暑さでパソコンも体もオーバーヒートして、仕事どころではないです。
そんな時は、マクドナルドやIKEA、ショッピングモールなどのエアコンが効いている施設を活用していました。
施設によっては、PCテーブルやWi-Fiもあって、とても快適で作業もはかどります。
特に良かったのがIKEA。
専用のスペースがあり、広くて静かな上に、軽食も楽しめるので最強でした(笑)。
午後の暑さのピーク時間帯は、無理に我慢せず「避難する」ことも大事な選択肢だと思います。
※水分補給について
言うまでもないですが、水分補給は最重要事項です。

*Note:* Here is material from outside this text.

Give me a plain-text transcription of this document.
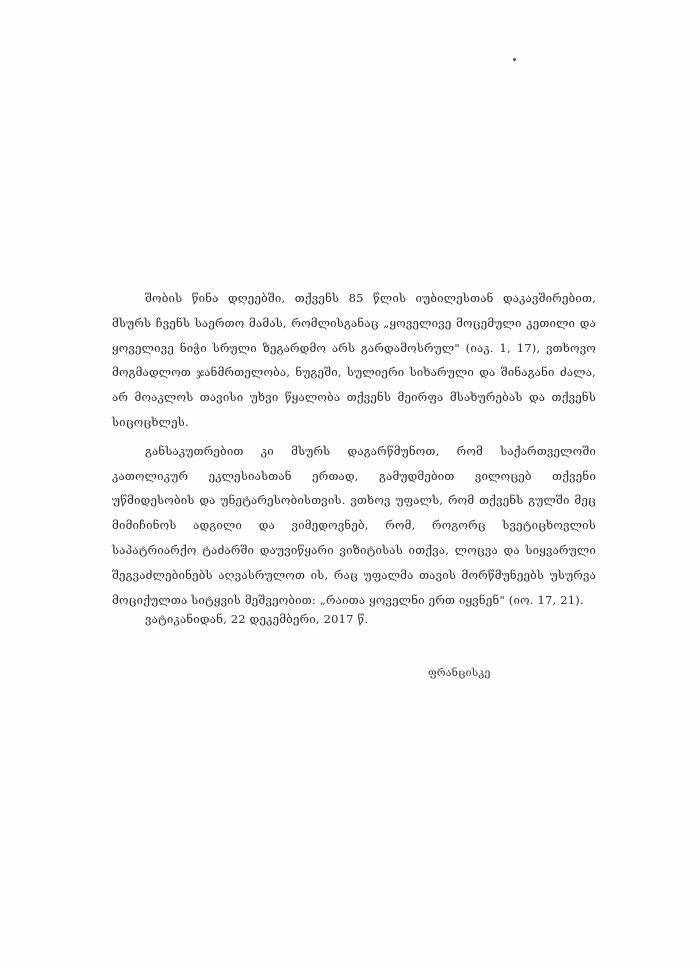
შობის წინა დღეებში, თქვენს 85 წლის იუბილესთან დაკავშირებით, მსურს ჩვენს საერთო მამას, რომლისგანაც „ყოველივე მოცემული კეთილი და ყოველივე ნიჭი სრული ზეგარდმო არს გარდამოსრულ" (იაკ. 1, 17), ვთხოვო მოგმადლოთ ჯანმრთელობა, ნუგეში, სულიერი სიხარული და შინაგანი ძალა, არ მოაკლოს თავისი უხვი წყალობა თქვენს მეირფა მსახურებას და თქვენს სიცოცხლეს.

განსაკუთრებით კი მსურს დაგარწმუნოთ, რომ საქართველოში კათოლიკურ ეკლესიასთან ერთად, გამუდმებით ვილოცებ თქვენი უწმიდესობის და უნეტარესობისთვის. ვთხოვ უფალს, რომ თქვენს გულში მეც მიმიჩინოს ადგილი და ვიმედოვნებ, რომ, როგორც სვეტიცხოვლის საპატრიარქო ტაძარში დაუვიწყარი ვიზიტისას ითქვა, ლოცვა და სიყვარული შეგვაძლებინებს აღვასრულოთ ის, რაც უფალმა თავის მორწმუნეებს უსურვა მოციქულთა სიტყვის მეშვეობით: „რაითა ყოველნი ერთ იყვნენ" (იო. 17, 21).

ვატიკანიდან, 22 დეკემბერი, 2017 წ.
ფრანცისკე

熱中症にならないためにも、私たちは毎日、1人2リットル以上あたりを飲んでいました。
まとめ
3週間のミラノ車中泊は、対策を駆使して、なんとか乗り切れました。
熱中症にはならなかったものの、日中は頭がボーッとしたり、やる気が出ない日も多く、体力も気力も削られ、ただただ「暑さから逃げたい」という思いでいっぱいでした。
ただ、不思議なことに、人間の体はすごいもので、数日経つと少しずつ暑さに順応していく感覚もありました。
それでも痛感したのは、エアコンのない車内では「暑さ対策には限界がある」という事実。
今回のようにどうしても逃げ場がない状況では仕方ありませんが、夏はやっぱり「涼しい避暑スポットへ逃げる」が一番の対策だと強く感じました。
ミラノの灼熱から解放された私たちは、ついにスイスへ北上。
そこでは、日中でも15℃台という信じられないほどの快適な気候!
やっぱり場所選びが重要だと確信しました。
今回の私たちの経験が、これからキャンピングカー旅を検討している方にとって、少しでも参考になればうれしいです。